The Department for Work and Pensions (DWP) has finally published excerpts from secret internal reports—revealing how its own grave errors contributed to the deaths of Universal Credit (UC) claimants. These disclosures come just days after MPs approved £2 billion‑a‑year cuts to the health component of UC, exposing a staggering moral vacuum at the heart of government policy.
These are no isolated incidents. As Disability News Service (DNS) reported, so-called internal process reviews (IPRs) of serious cases linked to UC almost doubled between 2023–24 and 2024–25—rising from 31 to 55 cases affecting UC claimants—and totaling 59 claimant deaths, up sharply from the previous period. That the DWP concealed the sheer scale of such cases for so long seems deliberately reckless—not merely negligent.

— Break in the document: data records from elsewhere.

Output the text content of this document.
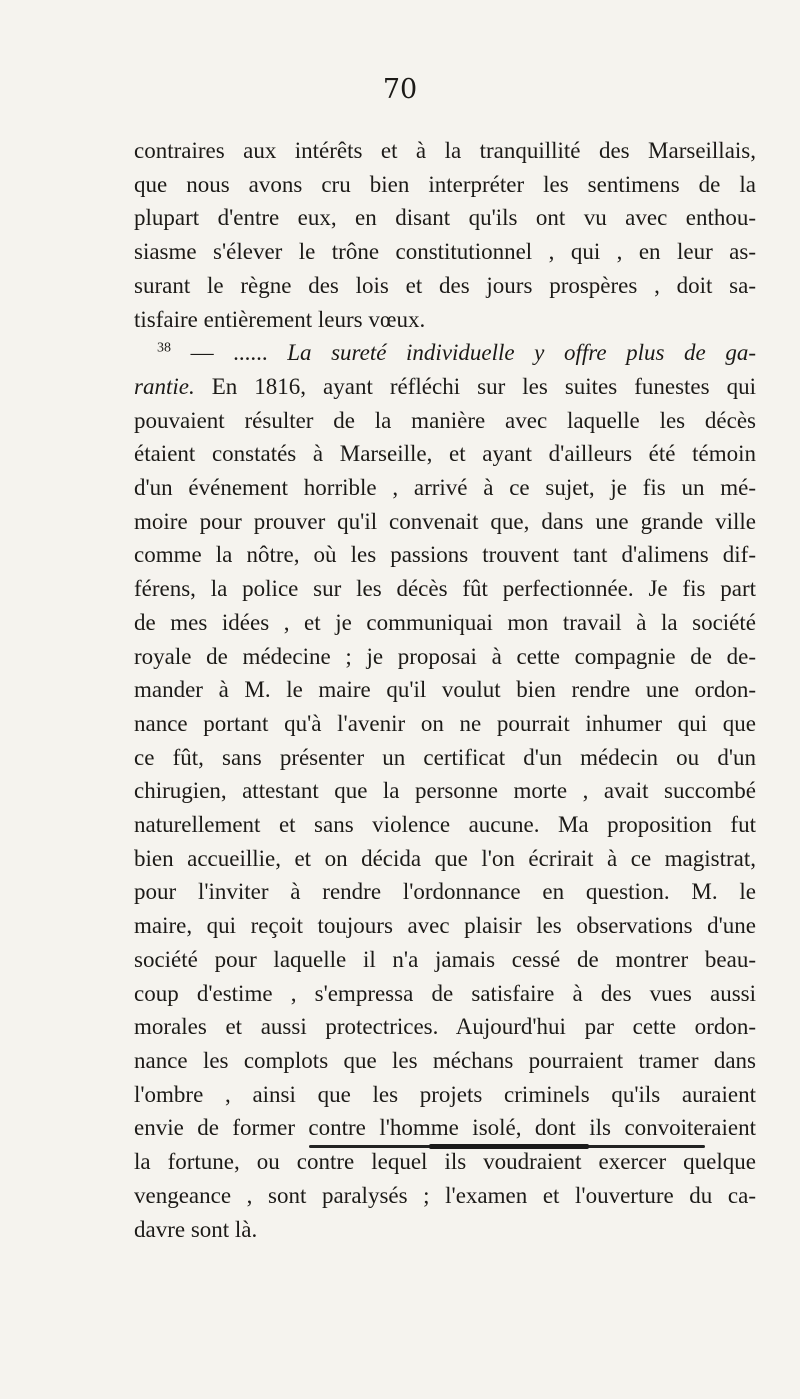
70
contraires aux intérêts et à la tranquillité des Marseillais,
que nous avons cru bien interpréter les sentimens de la
plupart d'entre eux, en disant qu'ils ont vu avec enthou-
siasme s'élever le trône constitutionnel , qui , en leur as-
surant le règne des lois et des jours prospères , doit sa-
tisfaire entièrement leurs vœux.
 $^{38}$ — ...... La sureté individuelle y offre plus de ga-
rantie. En 1816, ayant réfléchi sur les suites funestes qui
pouvaient résulter de la manière avec laquelle les décès
étaient constatés à Marseille, et ayant d'ailleurs été témoin
d'un événement horrible , arrivé à ce sujet, je fis un mé-
moire pour prouver qu'il convenait que, dans une grande ville
comme la nôtre, où les passions trouvent tant d'alimens dif-
férens, la police sur les décès fût perfectionnée. Je fis part
de mes idées , et je communiquai mon travail à la société
royale de médecine ; je proposai à cette compagnie de de-
mander à M. le maire qu'il voulut bien rendre une ordon-
nance portant qu'à l'avenir on ne pourrait inhumer qui que
ce fût, sans présenter un certificat d'un médecin ou d'un
chirugien, attestant que la personne morte , avait succombé
naturellement et sans violence aucune. Ma proposition fut
bien accueillie, et on décida que l'on écrirait à ce magistrat,
pour l'inviter à rendre l'ordonnance en question. M. le
maire, qui reçoit toujours avec plaisir les observations d'une
société pour laquelle il n'a jamais cessé de montrer beau-
coup d'estime , s'empressa de satisfaire à des vues aussi
morales et aussi protectrices. Aujourd'hui par cette ordon-
nance les complots que les méchans pourraient tramer dans
l'ombre , ainsi que les projets criminels qu'ils auraient
envie de former contre l'homme isolé, dont ils convoiteraient
la fortune, ou contre lequel ils voudraient exercer quelque
vengeance , sont paralysés ; l'examen et l'ouverture du ca-
davre sont là.
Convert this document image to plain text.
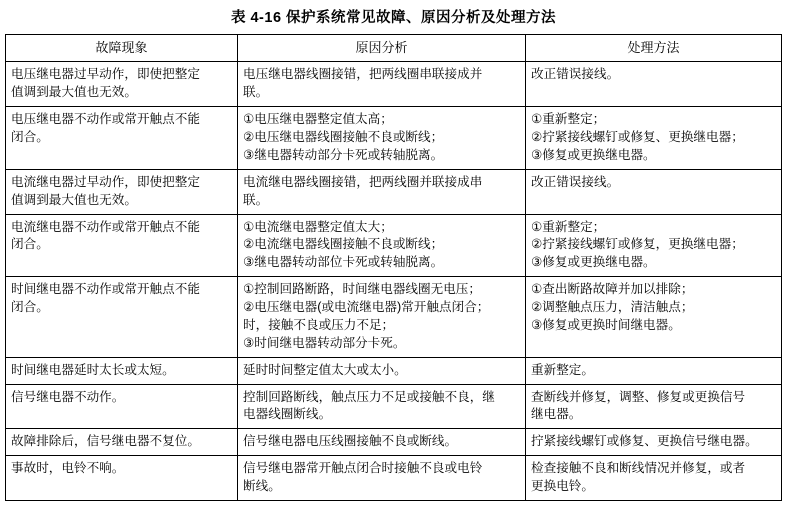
表 4-16 保护系统常见故障、原因分析及处理方法
故障现象	原因分析	处理方法

电压继电器过早动作，即使把整定
值调到最大值也无效。	电压继电器线圈接错，把两线圈串联接成并
联。	改正错误接线。

电压继电器不动作或常开触点不能
闭合。	①电压继电器整定值太高；
②电压继电器线圈接触不良或断线；
③继电器转动部分卡死或转轴脱离。	①重新整定；
②拧紧接线螺钉或修复、更换继电器；
③修复或更换继电器。

电流继电器过早动作，即使把整定
值调到最大值也无效。	电流继电器线圈接错，把两线圈并联接成串
联。	改正错误接线。

电流继电器不动作或常开触点不能
闭合。	①电流继电器整定值太大；
②电流继电器线圈接触不良或断线；
③继电器转动部位卡死或转轴脱离。	①重新整定；
②拧紧接线螺钉或修复，更换继电器；
③修复或更换继电器。

时间继电器不动作或常开触点不能
闭合。	①控制回路断路，时间继电器线圈无电压；
②电压继电器(或电流继电器)常开触点闭合；
时，接触不良或压力不足；
③时间继电器转动部分卡死。	①查出断路故障并加以排除；
②调整触点压力，清洁触点；
③修复或更换时间继电器。

时间继电器延时太长或太短。	延时时间整定值太大或太小。	重新整定。

信号继电器不动作。	控制回路断线，触点压力不足或接触不良，继
电器线圈断线。	查断线并修复，调整、修复或更换信号
继电器。

故障排除后，信号继电器不复位。	信号继电器电压线圈接触不良或断线。	拧紧接线螺钉或修复、更换信号继电器。

事故时，电铃不响。	信号继电器常开触点闭合时接触不良或电铃
断线。	检查接触不良和断线情况并修复，或者
更换电铃。
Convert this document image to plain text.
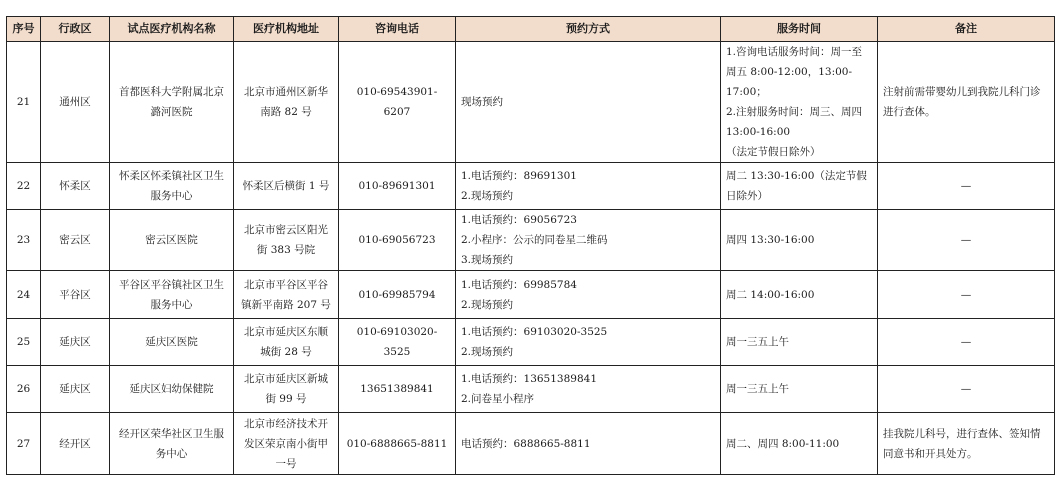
序号	行政区	试点医疗机构名称	医疗机构地址	咨询电话	预约方式	服务时间	备注
21	通州区	首都医科大学附属北京潞河医院	北京市通州区新华南路 82 号	010-69543901-6207	现场预约	1.咨询电话服务时间：周一至周五 8:00-12:00，13:00-17:00；
2.注射服务时间：周三、周四 13:00-16:00
（法定节假日除外）	注射前需带婴幼儿到我院儿科门诊进行查体。
22	怀柔区	怀柔区怀柔镇社区卫生服务中心	怀柔区后横街 1 号	010-89691301	1.电话预约：89691301
2.现场预约	周二 13:30-16:00（法定节假日除外）	—
23	密云区	密云区医院	北京市密云区阳光街 383 号院	010-69056723	1.电话预约：69056723
2.小程序：公示的同卷星二维码
3.现场预约	周四 13:30-16:00	—
24	平谷区	平谷区平谷镇社区卫生服务中心	北京市平谷区平谷镇新平南路 207 号	010-69985794	1.电话预约：69985784
2.现场预约	周二 14:00-16:00	—
25	延庆区	延庆区医院	北京市延庆区东顺城街 28 号	010-69103020-3525	1.电话预约：69103020-3525
2.现场预约	周一三五上午	—
26	延庆区	延庆区妇幼保健院	北京市延庆区新城街 99 号	13651389841	1.电话预约：13651389841
2.问卷星小程序	周一三五上午	—
27	经开区	经开区荣华社区卫生服务中心	北京市经济技术开发区荣京南小街甲一号	010-6888665-8811	电话预约：6888665-8811	周二、周四 8:00-11:00	挂我院儿科号，进行查体、签知情同意书和开具处方。
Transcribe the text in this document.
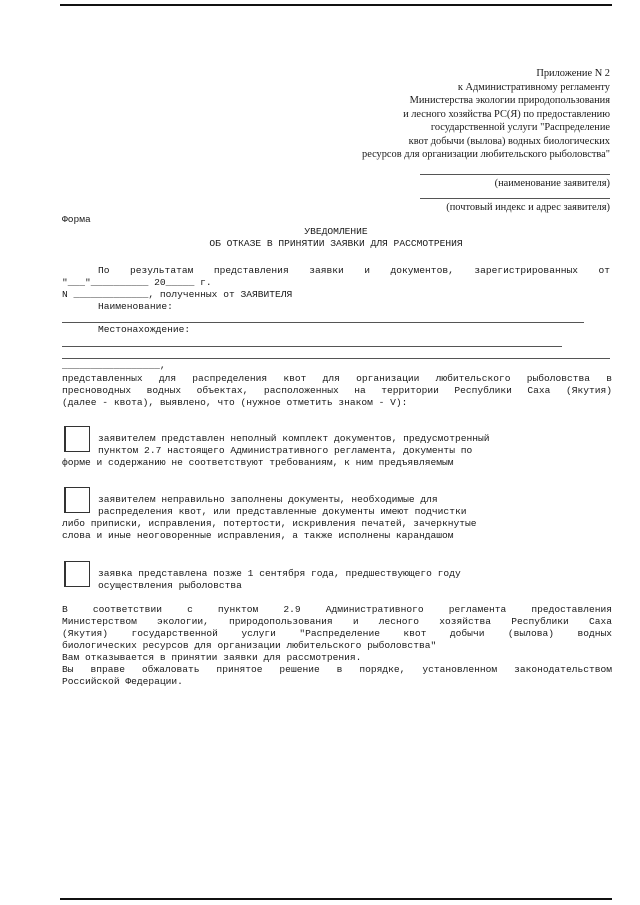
Приложение N 2
к Административному регламенту
Министерства экологии природопользования
и лесного хозяйства РС(Я) по предоставлению
государственной услуги "Распределение
квот добычи (вылова) водных биологических
ресурсов для организации любительского рыболовства"
(наименование заявителя)
(почтовый индекс и адрес заявителя)
Форма
УВЕДОМЛЕНИЕ
ОБ ОТКАЗЕ В ПРИНЯТИИ ЗАЯВКИ ДЛЯ РАССМОТРЕНИЯ
По результатам представления заявки и документов, зарегистрированных от
"___"__________ 20_____ г.
N _____________, полученных от ЗАЯВИТЕЛЯ
Наименование:
Местонахождение:
_________________,
представленных для распределения квот для организации любительского рыболовства в
пресноводных водных объектах, расположенных на территории Республики Саха (Якутия)
(далее - квота), выявлено, что (нужное отметить знаком - V):
заявителем представлен неполный комплект документов, предусмотренный
пунктом 2.7 настоящего Административного регламента, документы по
форме и содержанию не соответствуют требованиям, к ним предъявляемым
заявителем неправильно заполнены документы, необходимые для
распределения квот, или представленные документы имеют подчистки
либо приписки, исправления, потертости, искривления печатей, зачеркнутые
слова и иные неоговоренные исправления, а также исполнены карандашом
заявка представлена позже 1 сентября года, предшествующего году
осуществления рыболовства
В соответствии с пунктом 2.9 Административного регламента предоставления
Министерством экологии, природопользования и лесного хозяйства Республики Саха
(Якутия) государственной услуги "Распределение квот добычи (вылова) водных
биологических ресурсов для организации любительского рыболовства"
Вам отказывается в принятии заявки для рассмотрения.
Вы вправе обжаловать принятое решение в порядке, установленном законодательством
Российской Федерации.
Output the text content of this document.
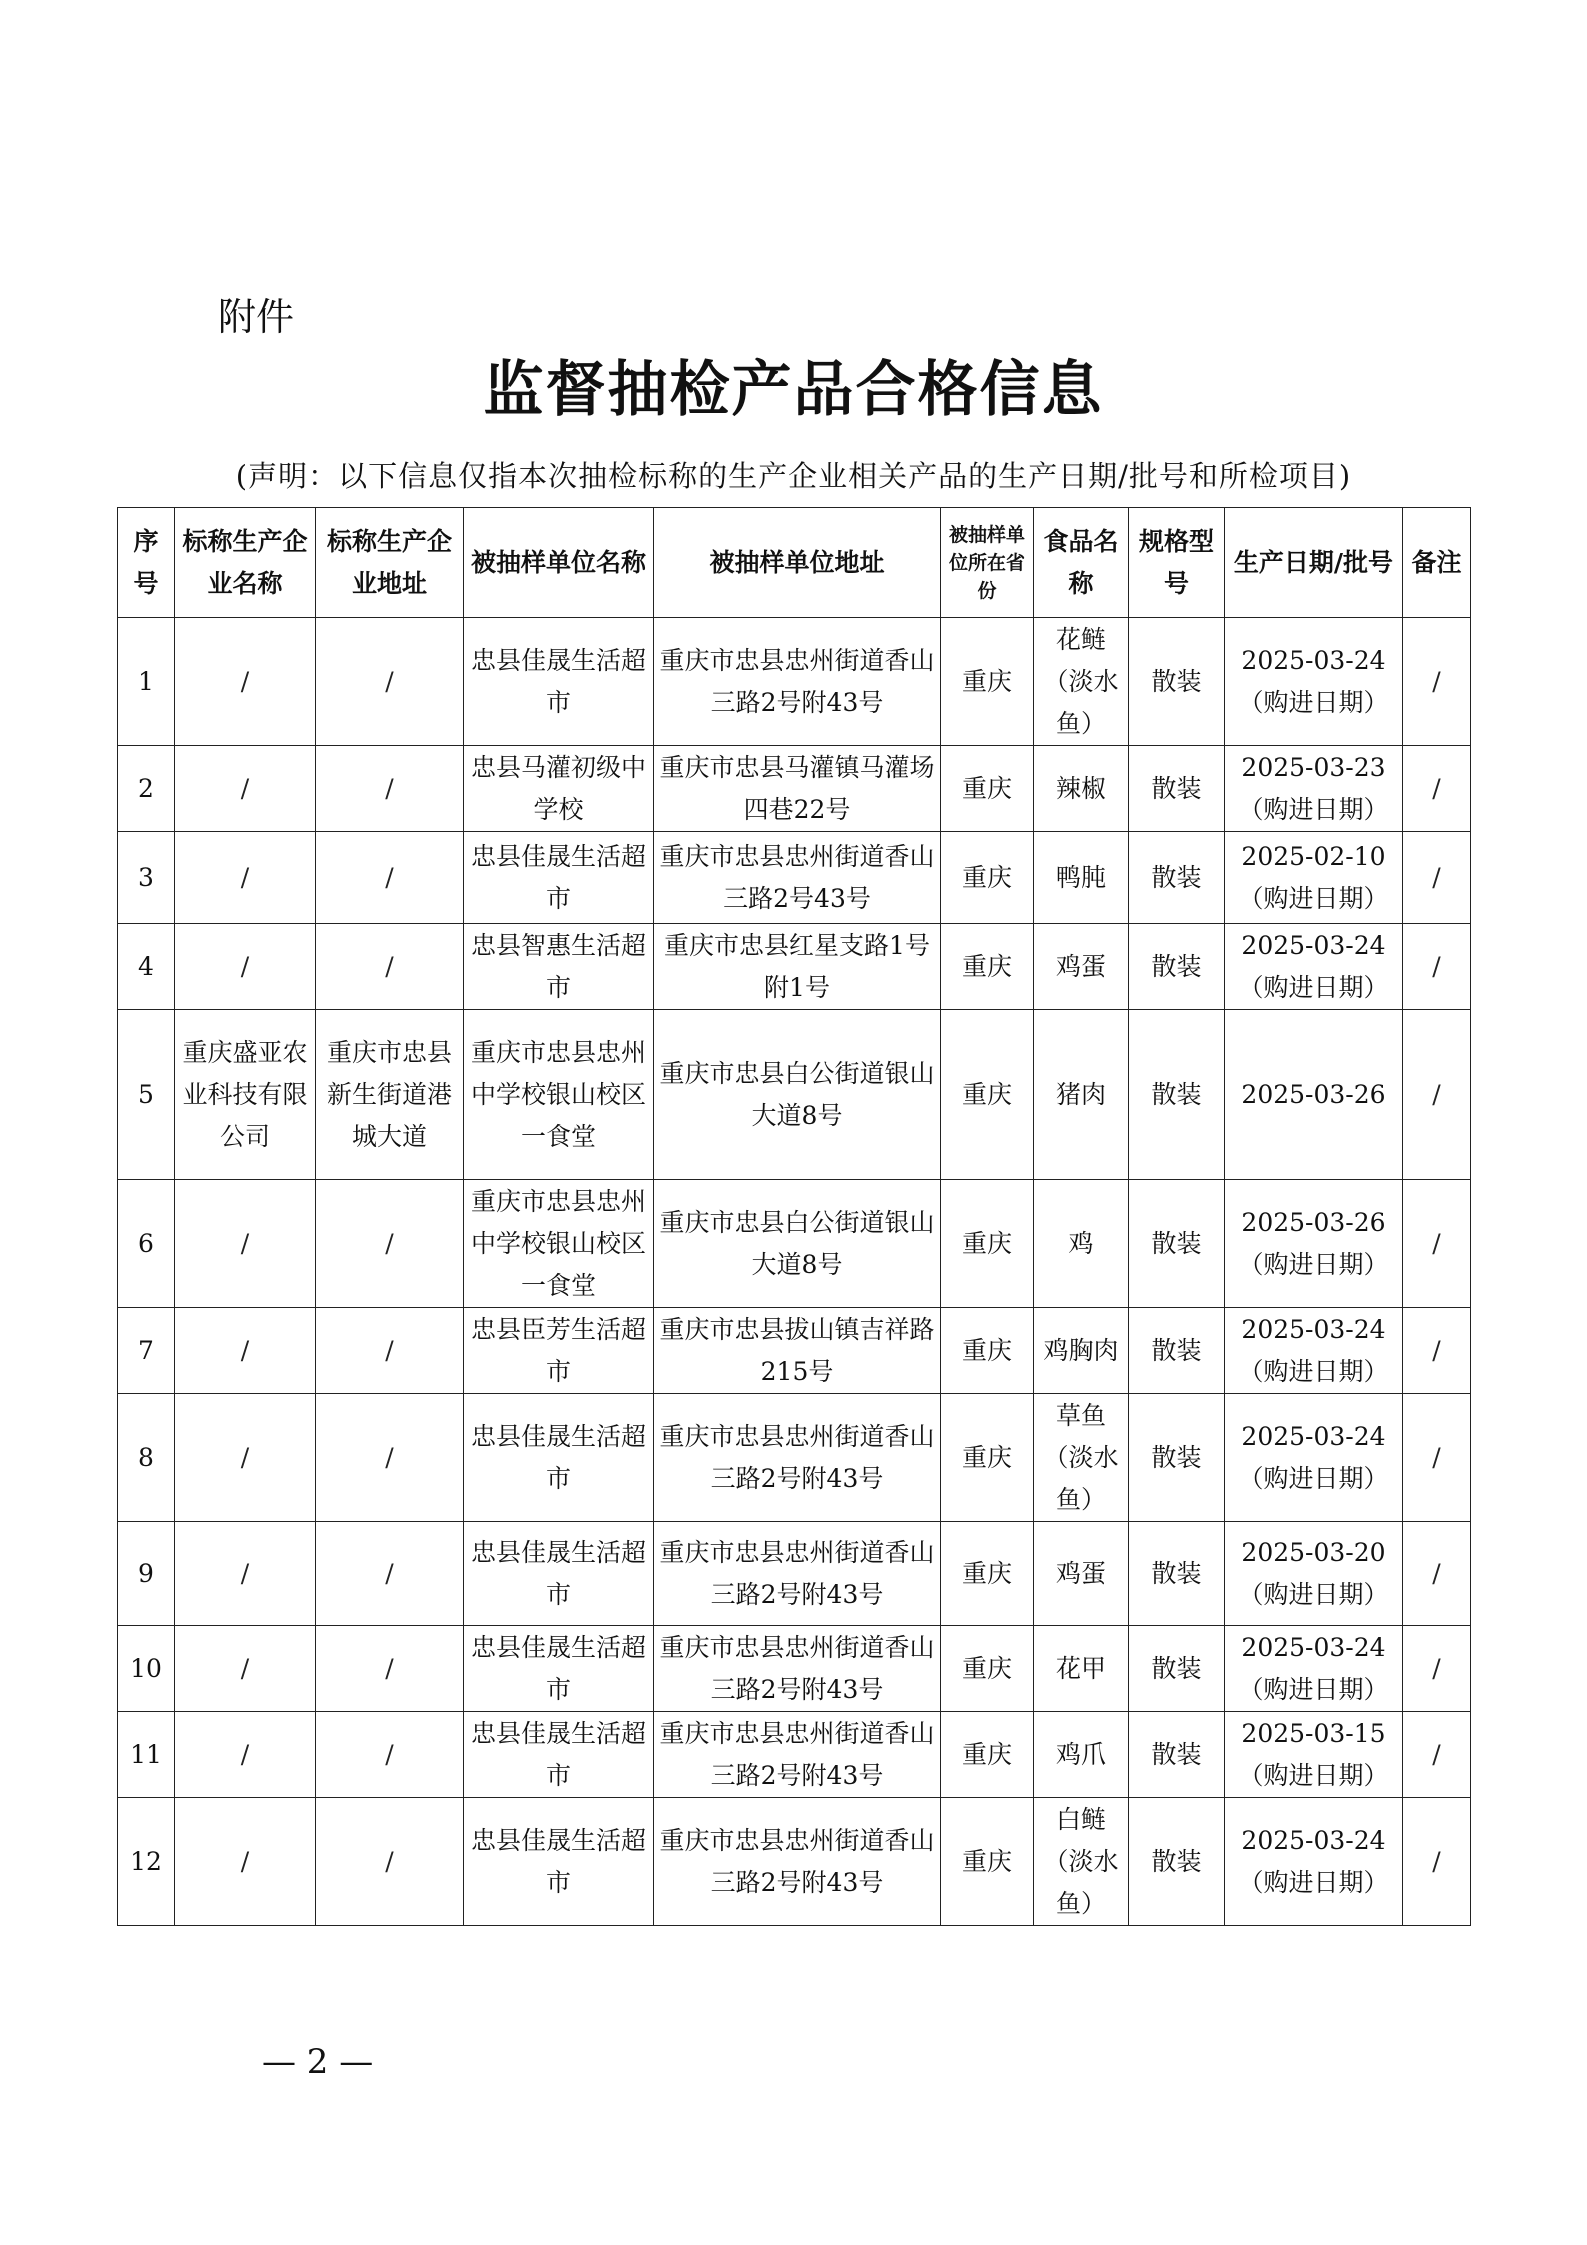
附件
监督抽检产品合格信息
(声明：以下信息仅指本次抽检标称的生产企业相关产品的生产日期/批号和所检项目)
序号	标称生产企业名称	标称生产企业地址	被抽样单位名称	被抽样单位地址	被抽样单位所在省份	食品名称	规格型号	生产日期/批号	备注
1	/	/	忠县佳晟生活超市	重庆市忠县忠州街道香山三路2号附43号	重庆	花鲢（淡水鱼）	散装	2025-03-24（购进日期）	/
2	/	/	忠县马灌初级中学校	重庆市忠县马灌镇马灌场四巷22号	重庆	辣椒	散装	2025-03-23（购进日期）	/
3	/	/	忠县佳晟生活超市	重庆市忠县忠州街道香山三路2号43号	重庆	鸭肫	散装	2025-02-10（购进日期）	/
4	/	/	忠县智惠生活超市	重庆市忠县红星支路1号附1号	重庆	鸡蛋	散装	2025-03-24（购进日期）	/
5	重庆盛亚农业科技有限公司	重庆市忠县新生街道港城大道	重庆市忠县忠州中学校银山校区一食堂	重庆市忠县白公街道银山大道8号	重庆	猪肉	散装	2025-03-26	/
6	/	/	重庆市忠县忠州中学校银山校区一食堂	重庆市忠县白公街道银山大道8号	重庆	鸡	散装	2025-03-26（购进日期）	/
7	/	/	忠县臣芳生活超市	重庆市忠县拔山镇吉祥路215号	重庆	鸡胸肉	散装	2025-03-24（购进日期）	/
8	/	/	忠县佳晟生活超市	重庆市忠县忠州街道香山三路2号附43号	重庆	草鱼（淡水鱼）	散装	2025-03-24（购进日期）	/
9	/	/	忠县佳晟生活超市	重庆市忠县忠州街道香山三路2号附43号	重庆	鸡蛋	散装	2025-03-20（购进日期）	/
10	/	/	忠县佳晟生活超市	重庆市忠县忠州街道香山三路2号附43号	重庆	花甲	散装	2025-03-24（购进日期）	/
11	/	/	忠县佳晟生活超市	重庆市忠县忠州街道香山三路2号附43号	重庆	鸡爪	散装	2025-03-15（购进日期）	/
12	/	/	忠县佳晟生活超市	重庆市忠县忠州街道香山三路2号附43号	重庆	白鲢（淡水鱼）	散装	2025-03-24（购进日期）	/
— 2 —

DWP reports paint a damning picture
The newly published excerpts paint a damning picture. They reveal DWP staff repeatedly failed to meet essential support standards: nearly 20% of UC cases in a sample breached vulnerability and self-harm protocol standards. If extrapolated, these partial results suggest thousands of monthly failures, many with potentially life‑threatening consequences.
As DNS reported:
Among the 2022-23 reviews, one IPR found: “Customer had difficulty accessing their [online UC] journal, but messages were still communicated via this channel.”
Another in the 2022-23 batch found: “The customer’s needs and vulnerability details were provided, but opportunities to support them and refer to other services were missed.”
Perhaps most damningly, a third review said:
Concerns around the customer’s welfare were not raised with the appropriate team.
The correct process was not followed when the customer failed to make contact.
Colleagues did not respond sensitively when it was reported that customer had attempted suicide.
DNS noted that, despite these latest shocking revelations, the DWP has still not revealed how many of the claimants subject to IPRs died.
Evasive and avoiding accountability
The DWP’s response is evasive.
It insists the data are just “a snapshot” and cannot be generalised—conveniently avoiding full accountability. Meanwhile, hardened analysis makes clear: staff errors in nearly 40% of nearly 4,000 cases indicate a systemic crisis in handling disabled claimants—not a series of one‑off lapses.
Judges and politicians have repeatedly told DWP to release missing “worst‑case scenario” reports, which include internal estimates of harm to vulnerable claimants. The DWP has fought to keep these secret, citing damage to its reputation—rather than prioritising public safety or integrity of the system.
This is especially contemptible given DWP’s long record of hiding behind redactions and legal exemptions. In 2023 the department lost or allegedly destroyed a secret report revealing serious UC flaws. Even basic data in its annual report disappeared—figures indicating how many cases involved UC claimants—indicating either gross incompetence or intentional obfuscation.
Much of the reason the DWP has now released details of these IPRs is thanks to the persistence of John Pring at DNS. He has tirelessly attempted to expose these.
More cuts and more deaths
All of this comes as the government presses ahead with sweeping cuts. MPs voted in late July 2025 for UC health‑element reductions of £2 billion a year—knowing full well that systemic and deadly failings in the department were still being uncovered. The juxtaposition of cuts with the release of fatal‑error revelations is grotesque and morally indefensible.
Even then, there is unlikely to be meaningful accountability. An information rights tribunal allowed DWP to keep concealed details on recommendations from 63 IPRs into UC‑linked deaths between January 2020 and November 2023—not only hiding vital safety insights, but doing so while legislation shaping future cuts was being debated.
Collectively, these revelations and cover‑ups expose a department that is institutionally opaque, deeply defensive, and seemingly more interested in shielding its reputation than protecting vulnerable people.
Yet the DWP’s partial publication of internal reviews is not an act of contrition—it’s a token gesture made under pressure.
The DWP must face a public inquiry
The department remains entrenched in opacity: hiding worst‑case vulnerability assessments, refusing to release full IPR recommendations, and glossing over repeated staff failures with self‑serving explanations. Doing so at a moment when ministers are parroting the benefits of cuts only underscores the cynicism.
A department that systematically ignores the lived consequences of its failures, fails to support its most vulnerable claimants, and refuses to open itself to scrutiny—even when lives are clearly at risk—is not fit to run. Unless the DWP radically transforms its approach to transparency, accountability, and claimant safety, it remains a disgrace to the ideals of a modern welfare state.
It is high time for meaningful independent public inquiry—and not just selective disclosures when convenient. The DWP’s culture must change, and the warnings it has tried so desperately to conceal must be taken seriously—before more lives are lost.